Recreation therapists plan and direct leisure activities for individuals with disabilities or illness. These leisure activities can be a myriad of things, including arts, music, sports, movement, dance, games, wellness, and exercise.
While it might seem like these activities are ones someone could do for themselves, oftentimes people either don’t make time for leisure, engage in unhealthy leisure (such as drug use), or need some education about leisure and how to implement it in their daily lives.
Recreation therapy, also called therapeutic recreation, addresses the physical, cognitive, social, and emotional needs of an individual. It is very similar to other therapies, such as physical or occupational therapy, because it has those same goals. Through activity and coaching sessions, recreation therapists can help guide a client through leisure activities that they can apply to real-life situations to achieve an overall healthy, balanced life.
The need for leisure for parents and children with special needs is great. They need the respite and skills as they age. As children with special needs grow into adulthood, they need to have good leisure skills in place to prevent boredom or depression when their school services run out. Recreation therapy skills are essential for independent living. Research suggests the people who live active lives are happier and healthier. Recreation therapy improves quality of life and productivity for individuals with special needs.
So what is recreation therapy like? As with other therapies, recreation therapy might involve a weekly or multiple times a week sessions. A recreation therapist will do an initial evaluation to see what a person’s interests are and develop a plan based on those areas.

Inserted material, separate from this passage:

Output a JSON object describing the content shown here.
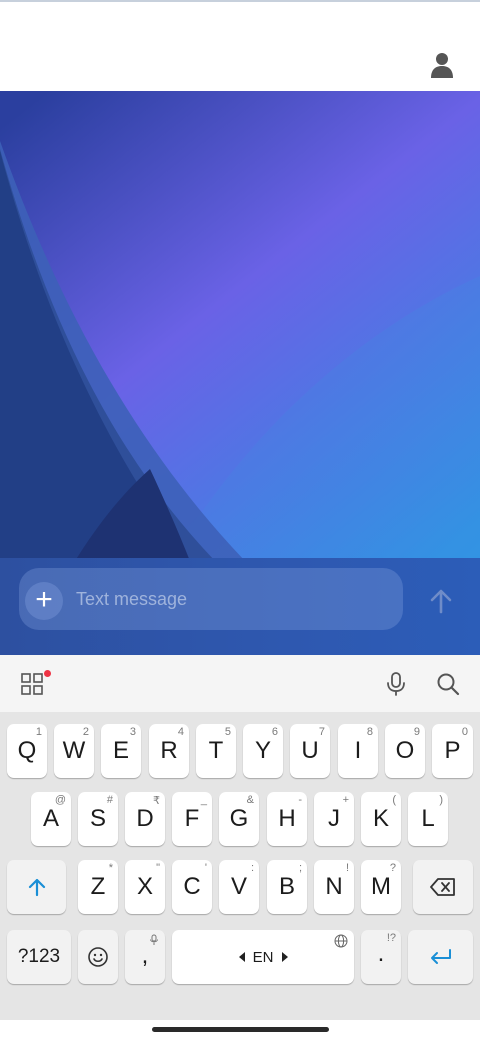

The recreation therapist will then engage the client in those activities throughout the week. For example, someone who loves the water might enjoy a swim lesson or a kayak trip. These sessions are likely followed up with a period to discuss the activity and how it might benefit the client on a daily basis. Recreation therapy also includes coaching sessions, in which the therapist and client might fill out worksheets or talk about their leisure activities, what worked or didn’t work, and how a person can change those leisure activities for something that is healthier.
Goals in the physical realm might include improving overall physical strength (a recreation therapist might use personal training or specialized exercises to achieve this goal) or to improve fine and gross motor skills. For children working on fine and gross motor skills, recreation therapy is more motivating and fun oftentimes than other therapies. Group activities enhance social skills, and the overall wellness a client feels from the recreation therapy sessions often improves mood and balances emotions. The cognitive approach helps clients apply leisure skills to their daily lives and really examine the activity and determine if it is healthy or if there is a better option.